Antique isochronic map (1881) showing travel times from London worldwide in color-coded day ranges.

Editing empire

The Hakluyt Society in (post-)imperial Britain, 1846 to the present.

Research by Rosalind Hodgson.

Start: 2025. University of Warwick. PIs Professor David Lambert and Dr Guido van Meersbergen.

Overview

The Hakluyt Society has published hundreds of travel accounts mostly of European colonial 'discovery'. Yet despite its celebration of Elizabethan empire-builders, support for Victorian explorers and connections with the Royal Geographical Society and India Office, it has never been studied in relation to British imperial culture and its public legacies, until now.

Founded in 1846, the history of the Hakluyt Society (pronounced 'hak-loot' or /ˈhæklʊt/) named after Richard Hakluyt, 1553-1616) reveals the intersections of gentlemanly societies, institutions of learning and British colonialism. By publishing primary sources relating to mainly British and European colonial expansion, the Hakluyt Society shaped how the imperial past was remembered.

This project explores how the Hakluyt Society selected, edited and disseminated historical materials, and how these sources and their editorial framing impacted the understanding of travel and travel writing during the expansion, and break up, of the British Empire.
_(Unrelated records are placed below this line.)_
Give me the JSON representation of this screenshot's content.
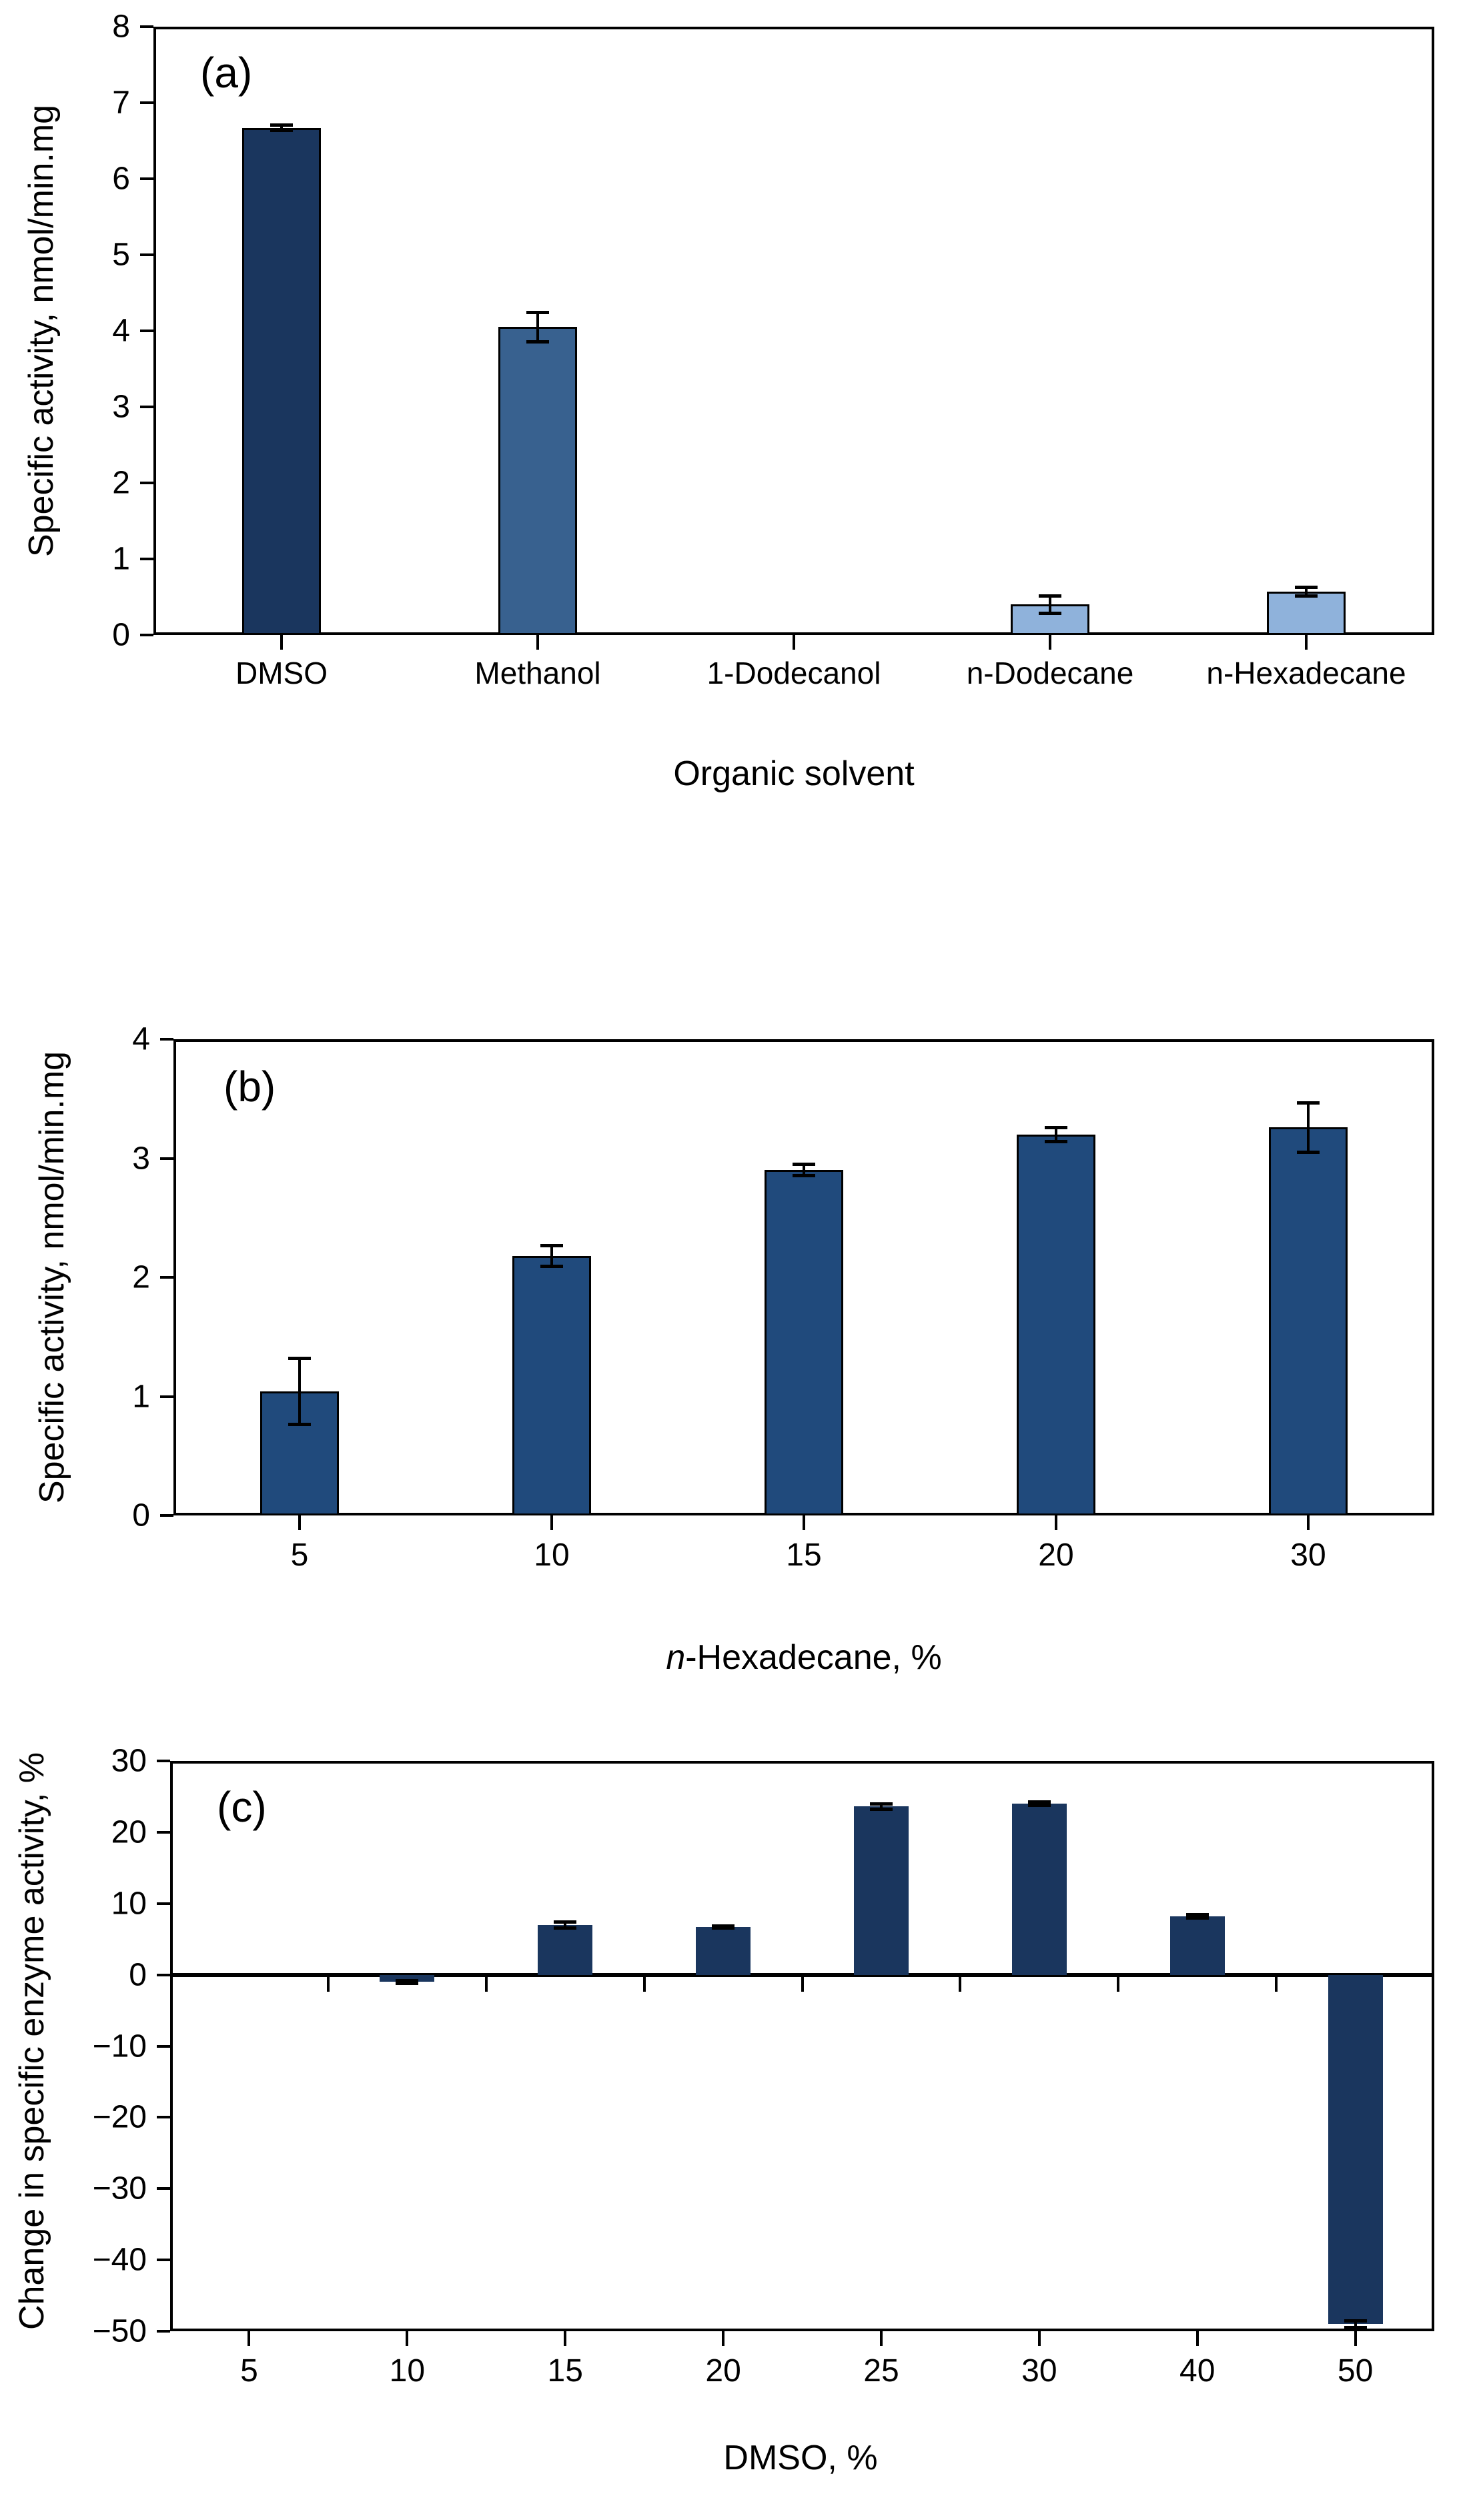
{
  "figure": {
    "background": "#ffffff",
    "axis_color": "#000000",
    "panel_labels": [
      "(a)",
      "(b)",
      "(c)"
    ]
  },
  "chart_data": [
    {
      "id": "a",
      "type": "bar",
      "panel_label": "(a)",
      "title": "",
      "ylabel": "Specific activity, nmol/min.mg",
      "xlabel": "Organic solvent",
      "ylim": [
        0,
        8
      ],
      "yticks": [
        0,
        1,
        2,
        3,
        4,
        5,
        6,
        7,
        8
      ],
      "grid": false,
      "legend": null,
      "categories": [
        "DMSO",
        "Methanol",
        "1-Dodecanol",
        "n-Dodecane",
        "n-Hexadecane"
      ],
      "values": [
        6.67,
        4.05,
        0,
        0.4,
        0.57
      ],
      "errors": [
        0.04,
        0.2,
        0,
        0.12,
        0.06
      ],
      "bar_colors": [
        "#1A365E",
        "#38618F",
        "#8FB2DB",
        "#8FB2DB",
        "#8FB2DB"
      ],
      "bar_border_color": "#000000"
    },
    {
      "id": "b",
      "type": "bar",
      "panel_label": "(b)",
      "title": "",
      "ylabel": "Specific activity, nmol/min.mg",
      "xlabel_italic": "n",
      "xlabel_rest": "-Hexadecane, %",
      "ylim": [
        0,
        4
      ],
      "yticks": [
        0,
        1,
        2,
        3,
        4
      ],
      "grid": false,
      "legend": null,
      "categories": [
        "5",
        "10",
        "15",
        "20",
        "30"
      ],
      "values": [
        1.04,
        2.18,
        2.9,
        3.2,
        3.26
      ],
      "errors": [
        0.28,
        0.09,
        0.05,
        0.06,
        0.21
      ],
      "bar_colors": [
        "#204A7C",
        "#204A7C",
        "#204A7C",
        "#204A7C",
        "#204A7C"
      ],
      "bar_border_color": "#000000"
    },
    {
      "id": "c",
      "type": "bar",
      "panel_label": "(c)",
      "title": "",
      "ylabel": "Change in specific enzyme activity, %",
      "xlabel": "DMSO, %",
      "ylim": [
        -50,
        30
      ],
      "yticks": [
        30,
        20,
        10,
        0,
        -10,
        -20,
        -30,
        -40,
        -50
      ],
      "grid": false,
      "legend": null,
      "categories": [
        "5",
        "10",
        "15",
        "20",
        "25",
        "30",
        "40",
        "50"
      ],
      "values": [
        0,
        -1.0,
        7.0,
        6.7,
        23.6,
        24.0,
        8.2,
        -49.0
      ],
      "errors": [
        0,
        0.25,
        0.45,
        0.2,
        0.4,
        0.3,
        0.25,
        0.5
      ],
      "bar_colors": [
        "#1A365E",
        "#1A365E",
        "#1A365E",
        "#1A365E",
        "#1A365E",
        "#1A365E",
        "#1A365E",
        "#1A365E"
      ],
      "bar_border_color": null
    }
  ]
}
It also examines how the Royal Geographical Society adjusted to changing circumstances in the era of decolonisation. In this way, the project contributes to ongoing conversations within the Hakluyt Society about its institutional past and publishing remit, and broader efforts to ‘decolonise’, and develop more critical understanding of, ‘imperial’ institutions and the continuing significance of the colonial legacies embedded in travel writing and its history.